Dan kalau bukan karena materi sains itu, kami tidak akan pernah mengenal. Aku tidak pernah menyesal mengenalnya. Aku hanya menyesal kenapa aku harus jatuh cinta kepada laki - laki seperti dia. Laki - laki yang selalu ingin tahu urusanku-tapi hal ini membuatku senang- dan seperti sekarang ini. Katanya aku harus menunjukkan cowok yang kusuka. Aku tidak mungkin bilang "Lihatlah kecermin!" karena aku masih waras dan aku tidak ingin dia tahu dan menjauhi ku seperti di novel novel patah hati itu. Tapi jika tidak, betapa bodohnya aku saat kelulusan nanti. Aku akan menyesal tentu saja. Apalagi kelulusan tidak lebih dari sewindu lagi.
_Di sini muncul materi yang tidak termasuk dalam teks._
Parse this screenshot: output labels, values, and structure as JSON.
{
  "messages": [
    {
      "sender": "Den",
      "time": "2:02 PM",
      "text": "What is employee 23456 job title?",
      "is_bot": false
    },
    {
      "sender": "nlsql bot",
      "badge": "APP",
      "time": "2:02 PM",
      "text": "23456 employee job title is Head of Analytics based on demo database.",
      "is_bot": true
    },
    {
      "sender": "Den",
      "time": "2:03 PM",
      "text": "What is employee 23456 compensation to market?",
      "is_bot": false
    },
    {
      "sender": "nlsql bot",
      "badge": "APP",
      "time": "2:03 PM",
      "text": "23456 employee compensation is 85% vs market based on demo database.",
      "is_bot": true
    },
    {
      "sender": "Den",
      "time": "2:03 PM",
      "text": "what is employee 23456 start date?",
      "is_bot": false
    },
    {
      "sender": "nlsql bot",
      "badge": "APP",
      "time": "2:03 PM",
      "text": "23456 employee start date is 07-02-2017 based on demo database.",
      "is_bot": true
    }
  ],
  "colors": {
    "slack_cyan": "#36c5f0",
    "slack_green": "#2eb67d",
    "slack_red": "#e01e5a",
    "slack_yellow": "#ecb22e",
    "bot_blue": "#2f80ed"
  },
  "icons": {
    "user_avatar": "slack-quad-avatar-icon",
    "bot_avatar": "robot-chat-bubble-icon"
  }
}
Jadi, mana yang harus kupilih? Membiarkan dia mengetahuinya dengan resiko dia akan menjaga jarak denganku atau membiarkan rasa ini kupendam sendiri dengan resiko aku akan menyesal.






Komentar

Postingan populer dari blog ini

Cara Bermain Mall World di Facebook

story telling (indonesian's and european's folklore: human security issue)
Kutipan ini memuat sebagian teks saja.